Bite victims often experience severe muscle pain, followed by abdominal discomfort (nausea, cramping, and vomiting), as well as hyperhidrosis (extreme sweating), irregular heartbeats, hypertension, and muscle spasms. Symptoms usually present themselves for upwards of 3 to 7 days after the bite occurs; however, severe envenomation can produce symptoms that continue for several weeks. Although antivenoms exist to counteract the spider’s venom, they are rarely used due to the potential for serious side effects. For this reason, antivenom is usually only administered in cases of severe envenomation which occurs predominantly with female Black Widows (due to their larger size). As a result, bed rest, and palliative care are often the primary treatment provided by doctors and hospital staff.
Are Black Widows Dangerous to Humans?
Yes and no. While their venom is quite potent, a Black Widow bite isn’t likely to result in death for average-sized adults. However, it should be noted that young children (particularly toddlers), the elderly, and individuals with compromised immune systems are the groups most vulnerable to a Black Widow’s bite.
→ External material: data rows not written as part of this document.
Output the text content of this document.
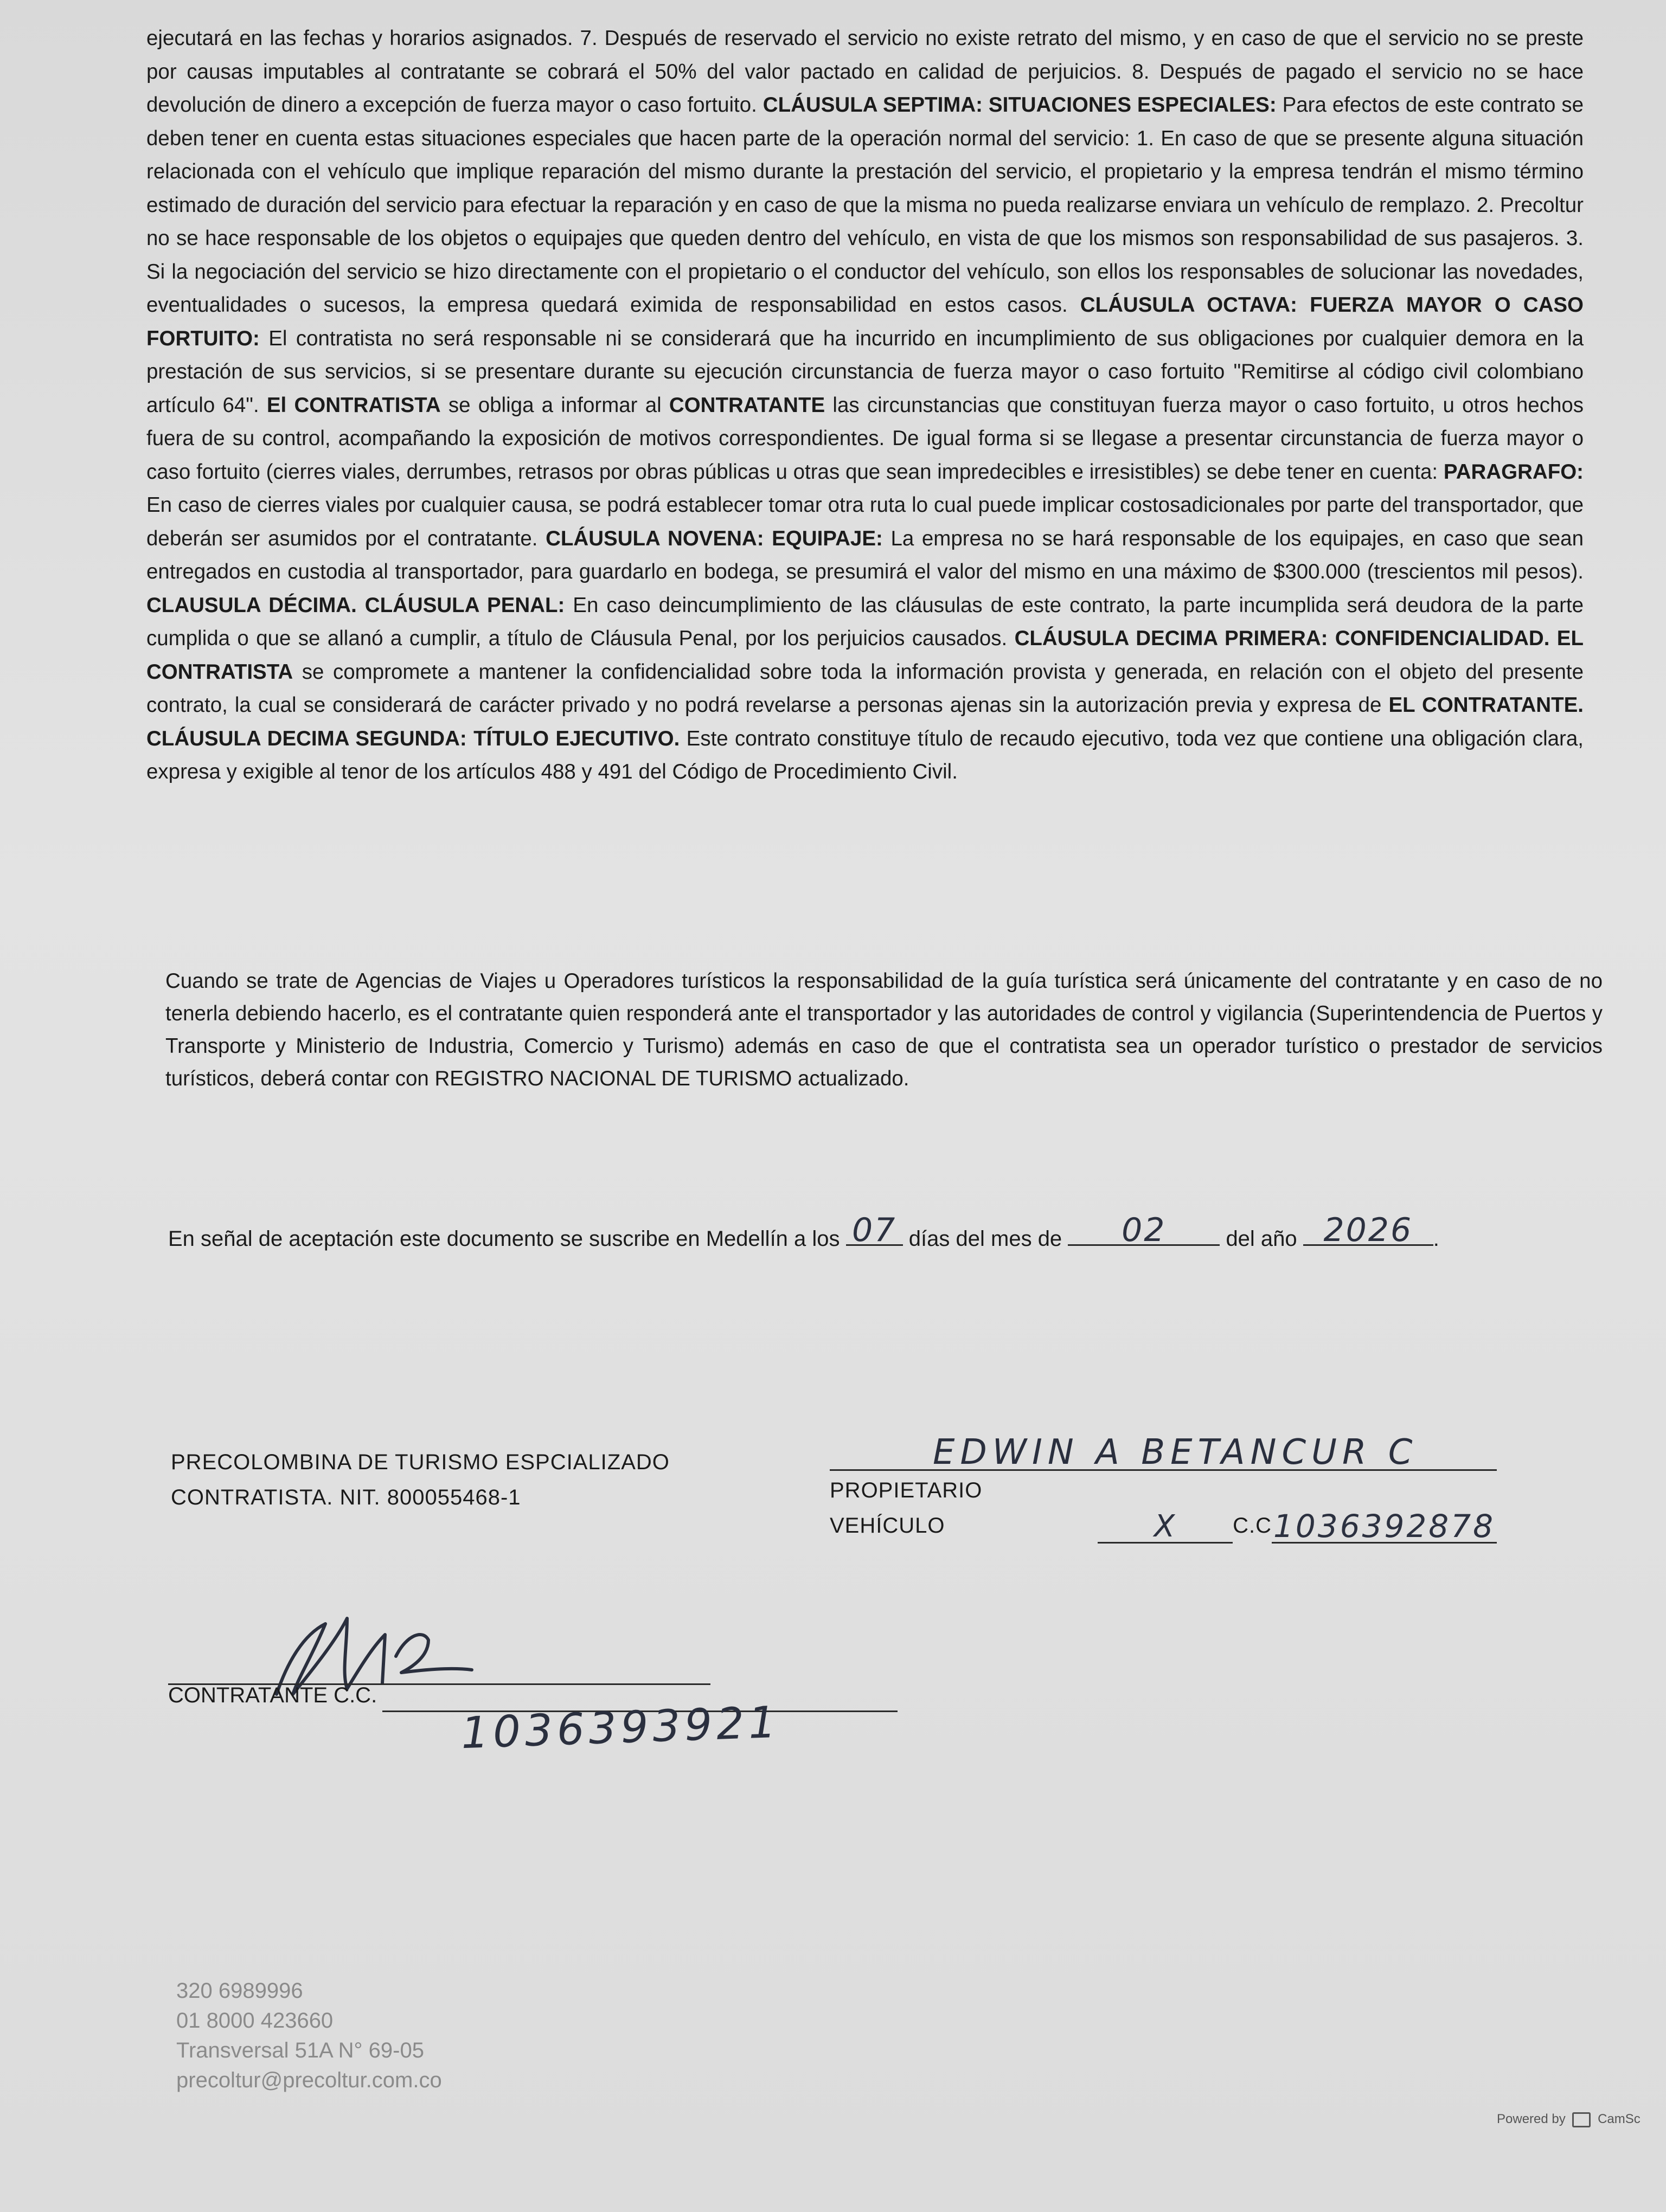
ejecutará en las fechas y horarios asignados. 7. Después de reservado el servicio no existe retrato del mismo, y en caso de que el servicio no se preste por causas imputables al contratante se cobrará el 50% del valor pactado en calidad de perjuicios. 8. Después de pagado el servicio no se hace devolución de dinero a excepción de fuerza mayor o caso fortuito. CLÁUSULA SEPTIMA: SITUACIONES ESPECIALES: Para efectos de este contrato se deben tener en cuenta estas situaciones especiales que hacen parte de la operación normal del servicio: 1. En caso de que se presente alguna situación relacionada con el vehículo que implique reparación del mismo durante la prestación del servicio, el propietario y la empresa tendrán el mismo término estimado de duración del servicio para efectuar la reparación y en caso de que la misma no pueda realizarse enviara un vehículo de remplazo. 2. Precoltur no se hace responsable de los objetos o equipajes que queden dentro del vehículo, en vista de que los mismos son responsabilidad de sus pasajeros. 3. Si la negociación del servicio se hizo directamente con el propietario o el conductor del vehículo, son ellos los responsables de solucionar las novedades, eventualidades o sucesos, la empresa quedará eximida de responsabilidad en estos casos. CLÁUSULA OCTAVA: FUERZA MAYOR O CASO FORTUITO: El contratista no será responsable ni se considerará que ha incurrido en incumplimiento de sus obligaciones por cualquier demora en la prestación de sus servicios, si se presentare durante su ejecución circunstancia de fuerza mayor o caso fortuito "Remitirse al código civil colombiano artículo 64". El CONTRATISTA se obliga a informar al CONTRATANTE las circunstancias que constituyan fuerza mayor o caso fortuito, u otros hechos fuera de su control, acompañando la exposición de motivos correspondientes. De igual forma si se llegase a presentar circunstancia de fuerza mayor o caso fortuito (cierres viales, derrumbes, retrasos por obras públicas u otras que sean impredecibles e irresistibles) se debe tener en cuenta: PARAGRAFO: En caso de cierres viales por cualquier causa, se podrá establecer tomar otra ruta lo cual puede implicar costosadicionales por parte del transportador, que deberán ser asumidos por el contratante. CLÁUSULA NOVENA: EQUIPAJE: La empresa no se hará responsable de los equipajes, en caso que sean entregados en custodia al transportador, para guardarlo en bodega, se presumirá el valor del mismo en una máximo de $300.000 (trescientos mil pesos). CLAUSULA DÉCIMA. CLÁUSULA PENAL: En caso deincumplimiento de las cláusulas de este contrato, la parte incumplida será deudora de la parte cumplida o que se allanó a cumplir, a título de Cláusula Penal, por los perjuicios causados. CLÁUSULA DECIMA PRIMERA: CONFIDENCIALIDAD. EL CONTRATISTA se compromete a mantener la confidencialidad sobre toda la información provista y generada, en relación con el objeto del presente contrato, la cual se considerará de carácter privado y no podrá revelarse a personas ajenas sin la autorización previa y expresa de EL CONTRATANTE. CLÁUSULA DECIMA SEGUNDA: TÍTULO EJECUTIVO. Este contrato constituye título de recaudo ejecutivo, toda vez que contiene una obligación clara, expresa y exigible al tenor de los artículos 488 y 491 del Código de Procedimiento Civil.

Cuando se trate de Agencias de Viajes u Operadores turísticos la responsabilidad de la guía turística será únicamente del contratante y en caso de no tenerla debiendo hacerlo, es el contratante quien responderá ante el transportador y las autoridades de control y vigilancia (Superintendencia de Puertos y Transporte y Ministerio de Industria, Comercio y Turismo) además en caso de que el contratista sea un operador turístico o prestador de servicios turísticos, deberá contar con REGISTRO NACIONAL DE TURISMO actualizado.

En señal de aceptación este documento se suscribe en Medellín a los 07 días del mes de	02	del año 2026 .
PRECOLOMBINA DE TURISMO ESPCIALIZADO
CONTRATISTA. NIT. 800055468-1
EDWIN A BETANCUR C
PROPIETARIO VEHÍCULO	X	C.C 1036392878
CONTRATANTE C.C.
1036393921
320 6989996
01 8000 423660
Transversal 51A N° 69-05
precoltur@precoltur.com.co
Powered by CamSc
While any suspected bite from a Black Widow should be examined by a medical professional immediately, individuals from these three groups (or their caregivers) should deem the bite as medically significant and life-threatening. Early identification of bites and seeking immediate medical treatment are the best recourse for Black Widow bites.
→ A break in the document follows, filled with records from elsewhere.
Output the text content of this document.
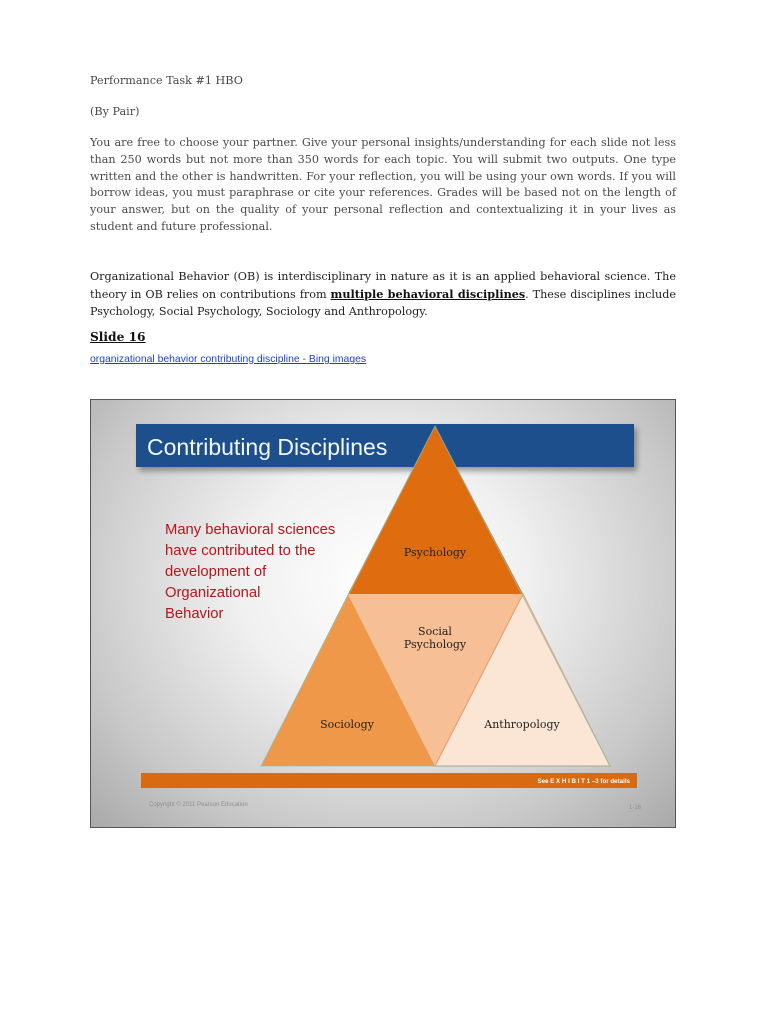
Performance Task #1 HBO

(By Pair)

You are free to choose your partner. Give your personal insights/understanding for each slide not less than 250 words but not more than 350 words for each topic. You will submit two outputs. One type written and the other is handwritten. For your reflection, you will be using your own words. If you will borrow ideas, you must paraphrase or cite your references. Grades will be based not on the length of your answer, but on the quality of your personal reflection and contextualizing it in your lives as student and future professional.

Organizational Behavior (OB) is interdisciplinary in nature as it is an applied behavioral science. The theory in OB relies on contributions from multiple behavioral disciplines. These disciplines include Psychology, Social Psychology, Sociology and Anthropology.

Slide 16
organizational behavior contributing discipline - Bing images
Contributing Disciplines
Many behavioral sciences have contributed to the development of Organizational Behavior
Psychology
Social Psychology
Sociology	Anthropology
See E X H I B I T 1 –3 for details
Copyright © 2011 Pearson Education	1-16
Most bites from the Black Widow occur when humans inadvertently disturb their nesting areas (i.e. by reaching into woodpiles, stones, or when rummaging through sheds or barns). To prevent bites, experts agree that the utilization of work gloves can go a long way in preventing bites and envenomation as the Black Widow’s fangs usually can’t penetrate the fabric. Individuals should also search through shoes before wearing them, and to exercise caution when searching through old boxes, bags, and cases.
In closing, the Black Widow Spider is a remarkable species of spider that continues to fascinate researchers around the globe. From its potent venom to its remarkably strong web, the Black Widow Spider is a unique specimen that demands both admiration and respect. With new and exciting studies already underway regarding the spider’s behavioral patterns, venom toxicity, and general traits, it will be interesting to see what new information can be learned about this fascinating animal in the years and decades that lie ahead.